Following Williams was international studies major Lionel Chen, who presented the story of Norbert S., Chen explained that Norbert S. was born when the Nazi Party was taking off and that his family had their restaurant burned down during Kristallnacht.

“Nazis broke into apartments and stores and broke everything that could be broken, and arrested all male Jews over 16 years old,” Norbert S. said in his testimony. “I was 11 at the time and my brother was 12, so the two of us were not arrested.”

Chen wrapped up his presentation by saying, “It really sends testament to the whole Jewish religion with how faithful they were during this time of trauma.”

After Chen’s presentation was Niall Steinberg, a history major. Steinberg reported on the story of David S., who lived north of Frankfurt at the outbreak of World War II. On the night of Kristallnacht, David S. was arrested with his father. The testimony recalled the Nazi Party destroying his entire house, breaking everything.

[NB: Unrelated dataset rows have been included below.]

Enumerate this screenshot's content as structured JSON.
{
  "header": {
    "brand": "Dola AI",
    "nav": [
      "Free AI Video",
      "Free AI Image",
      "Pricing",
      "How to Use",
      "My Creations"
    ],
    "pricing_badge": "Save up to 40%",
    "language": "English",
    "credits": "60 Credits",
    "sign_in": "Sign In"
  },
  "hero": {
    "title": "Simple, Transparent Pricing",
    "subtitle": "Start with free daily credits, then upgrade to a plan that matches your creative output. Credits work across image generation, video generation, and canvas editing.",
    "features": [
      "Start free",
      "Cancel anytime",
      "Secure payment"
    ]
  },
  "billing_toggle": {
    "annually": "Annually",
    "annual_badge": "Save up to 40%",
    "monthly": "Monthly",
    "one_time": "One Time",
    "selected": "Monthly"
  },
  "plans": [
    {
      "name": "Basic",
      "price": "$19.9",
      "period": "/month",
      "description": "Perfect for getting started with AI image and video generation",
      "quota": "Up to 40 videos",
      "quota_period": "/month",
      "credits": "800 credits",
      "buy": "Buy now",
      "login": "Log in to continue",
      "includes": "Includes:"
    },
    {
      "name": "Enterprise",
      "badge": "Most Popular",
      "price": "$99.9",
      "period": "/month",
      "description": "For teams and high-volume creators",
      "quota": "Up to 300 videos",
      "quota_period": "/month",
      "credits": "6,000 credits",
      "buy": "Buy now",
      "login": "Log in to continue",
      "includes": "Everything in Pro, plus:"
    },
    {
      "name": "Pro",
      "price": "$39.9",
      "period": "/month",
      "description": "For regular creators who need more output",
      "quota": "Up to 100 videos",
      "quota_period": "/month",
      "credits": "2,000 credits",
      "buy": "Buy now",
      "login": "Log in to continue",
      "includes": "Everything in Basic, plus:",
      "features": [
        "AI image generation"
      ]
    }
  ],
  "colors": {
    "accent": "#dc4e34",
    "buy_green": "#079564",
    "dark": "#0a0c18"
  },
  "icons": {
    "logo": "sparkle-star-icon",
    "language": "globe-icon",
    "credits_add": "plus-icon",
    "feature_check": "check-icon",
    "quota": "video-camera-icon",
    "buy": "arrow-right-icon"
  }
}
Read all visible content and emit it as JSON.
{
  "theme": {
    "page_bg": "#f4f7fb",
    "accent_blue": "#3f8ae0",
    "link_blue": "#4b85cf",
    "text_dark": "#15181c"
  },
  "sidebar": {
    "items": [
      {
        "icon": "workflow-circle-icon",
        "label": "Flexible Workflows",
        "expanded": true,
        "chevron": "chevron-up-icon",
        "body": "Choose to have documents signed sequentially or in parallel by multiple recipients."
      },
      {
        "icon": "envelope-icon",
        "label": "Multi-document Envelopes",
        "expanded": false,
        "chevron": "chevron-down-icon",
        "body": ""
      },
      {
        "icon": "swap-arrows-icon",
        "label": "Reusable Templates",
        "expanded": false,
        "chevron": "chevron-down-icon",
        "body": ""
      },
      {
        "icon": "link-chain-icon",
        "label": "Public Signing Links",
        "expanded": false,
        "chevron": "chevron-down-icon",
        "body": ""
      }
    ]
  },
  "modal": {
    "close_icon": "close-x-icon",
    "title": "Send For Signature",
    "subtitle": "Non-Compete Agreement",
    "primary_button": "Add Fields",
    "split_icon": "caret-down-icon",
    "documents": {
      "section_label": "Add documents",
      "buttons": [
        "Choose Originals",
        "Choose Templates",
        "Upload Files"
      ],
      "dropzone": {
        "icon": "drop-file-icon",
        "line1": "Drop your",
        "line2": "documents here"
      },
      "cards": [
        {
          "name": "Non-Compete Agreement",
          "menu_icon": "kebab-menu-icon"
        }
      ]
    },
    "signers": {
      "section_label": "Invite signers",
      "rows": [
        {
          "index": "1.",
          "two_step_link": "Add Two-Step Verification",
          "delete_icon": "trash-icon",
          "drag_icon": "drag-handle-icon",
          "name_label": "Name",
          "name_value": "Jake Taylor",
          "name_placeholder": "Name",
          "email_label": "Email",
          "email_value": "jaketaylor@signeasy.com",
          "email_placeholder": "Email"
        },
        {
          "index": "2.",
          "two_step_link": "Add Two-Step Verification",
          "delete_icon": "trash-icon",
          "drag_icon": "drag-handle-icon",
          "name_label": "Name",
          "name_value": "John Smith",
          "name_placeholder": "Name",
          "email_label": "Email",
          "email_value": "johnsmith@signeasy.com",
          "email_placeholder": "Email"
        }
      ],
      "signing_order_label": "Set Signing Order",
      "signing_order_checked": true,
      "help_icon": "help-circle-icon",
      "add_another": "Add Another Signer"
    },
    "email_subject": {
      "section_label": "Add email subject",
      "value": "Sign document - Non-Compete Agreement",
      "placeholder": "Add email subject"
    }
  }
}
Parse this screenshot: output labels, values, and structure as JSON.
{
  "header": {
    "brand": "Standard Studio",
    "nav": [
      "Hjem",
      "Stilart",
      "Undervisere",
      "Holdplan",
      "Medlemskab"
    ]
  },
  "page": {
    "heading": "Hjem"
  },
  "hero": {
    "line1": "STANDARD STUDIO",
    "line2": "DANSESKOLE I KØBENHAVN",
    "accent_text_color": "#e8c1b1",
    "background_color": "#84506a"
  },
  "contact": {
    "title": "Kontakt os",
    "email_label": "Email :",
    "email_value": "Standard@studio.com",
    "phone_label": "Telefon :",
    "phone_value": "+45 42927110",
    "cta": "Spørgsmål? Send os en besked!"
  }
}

“The destruction of [David S.’] home is something that spoke to me,” Steinberg said. “It’d be hard to imagine the Nazis running into anyone’s home and destroying stuff.”

The final student presenter of the evening was Skylar McMahon, a history major. McMahon told the story of Jerry Westheimer, who was 11 years old when Kristallnacht took place. McMahon explained that Westheimer believed that antisemitism was just as, if not more, present in Austria than in Germany at the time of Kristallnacht.

After the four presentations, the audience was allowed to do a Q&A with the students. When asked about what she’ll do with this information now that the presentation is done, McMahon said, “I want to educate people, I want to educate myself, and more importantly, I want to spread that knowledge onto other people… To be able to learn about [Kristallnacht] firsthand is a privilege. It’s bittersweet because it’s very graphic information, but it’s so important to learn about because we cannot forget what happened.”

The commemoration concluded with Rabbi Schwartzman thanking Dr. Lebendz and his students for their presentations. “Thank you for being the receptacles of those stories. We affirm tonight our obligation to challenge antisemitism, racism, xenophobia, homophobia, transphobia, persecution and bigotry of all kinds.”

“May we all find stories to tell, whether they are our own or someone else’s. May we find the divine spark in those stories and help to repair the world through them.”